Diseño del Estudio y Características de los Participantes
El presente estudio tuvo como objetivo determinar si la variación en los niveles de electrolitos entre individuos sanos está asociada con diferencias en la actividad eléctrica cerebral. El análisis fue una evaluación secundaria, no preespecificada, de los datos basales de 42 adultos jóvenes sanos de entre 18 y 30 años, recopilados inicialmente como parte de un ensayo aleatorio que investigaba los efectos cognitivos de la fampridina.
Medición de Electrolitos y Evaluación con Estimulación Magnética Transcraneal
Se recolectaron muestras de sangre para medir las concentraciones plasmáticas de sodio, cloruro, potasio, calcio y fosfato. La excitabilidad cortical se evaluó utilizando la estimulación magnética transcraneal, una técnica no invasiva que induce pequeñas corrientes eléctricas en el cerebro a través de una bobina magnética colocada sobre el cuero cabelludo.
El umbral motor en reposo se calculó estimulando la región de la corteza motora que controla los músculos de la mano y ajustando la intensidad de la estimulación hasta que se alcanzó la fuerza mínima necesaria para provocar una respuesta muscular en al menos la mitad de los intentos.
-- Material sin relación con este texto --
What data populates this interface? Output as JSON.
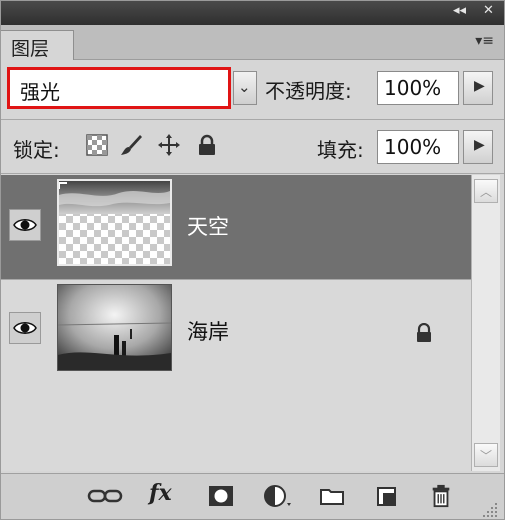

Los valores más bajos de UMR indican una mayor excitabilidad corticospinal, aunque el UMR refleja tanto factores corticales como no corticales.
Asociaciones Específicas del Sodio con el Umbral Motor
Los análisis revelaron una asociación estadísticamente sólida entre los niveles de sodio en plasma y la excitabilidad cortical. Se observó una correlación positiva significativa entre la concentración de sodio y el UMR, lo que indica que los niveles más bajos de sodio se asociaron con umbrales motores más bajos y, por lo tanto, una mayor excitabilidad.
Todos los participantes tenían niveles de sodio dentro del rango de referencia clínico estándar de 136 a 143 mmol/L. Cuando se examinaron otros electrolitos individualmente, no se observaron asociaciones significativas con el UMR para el cloruro, el potasio, el calcio o el fosfato.
Ajustar por edad y sexo no alteró materialmente estos hallazgos, lo que respalda la solidez de la asociación sin implicar causalidad.
Interpretación, Mecanismos e Investigaciones Futuras
Estos hallazgos proporcionan evidencia preliminar de que pequeñas diferencias en la concentración de sodio en sangre, incluso dentro del rango normal, están asociadas con diferencias en el umbral motor en reposo. El cambio estimado en el potencial de equilibrio del sodio en este rango es del orden de uno a dos milivoltios.
Los autores hipotetizan que un sodio extracelular más bajo puede influir sutilmente en la electrofisiología de la membrana al afectar la dinámica de los canales de sodio o la conductividad de los tejidos, alterando así el campo magnético efectivo durante la estimulación.
Se necesitan estudios futuros que incorporen la manipulación experimental de los niveles de sodio, el modelado de campos eléctricos individualizado y diseños longitudinales para determinar si los niveles de sodio influyen directamente en la excitabilidad cortical.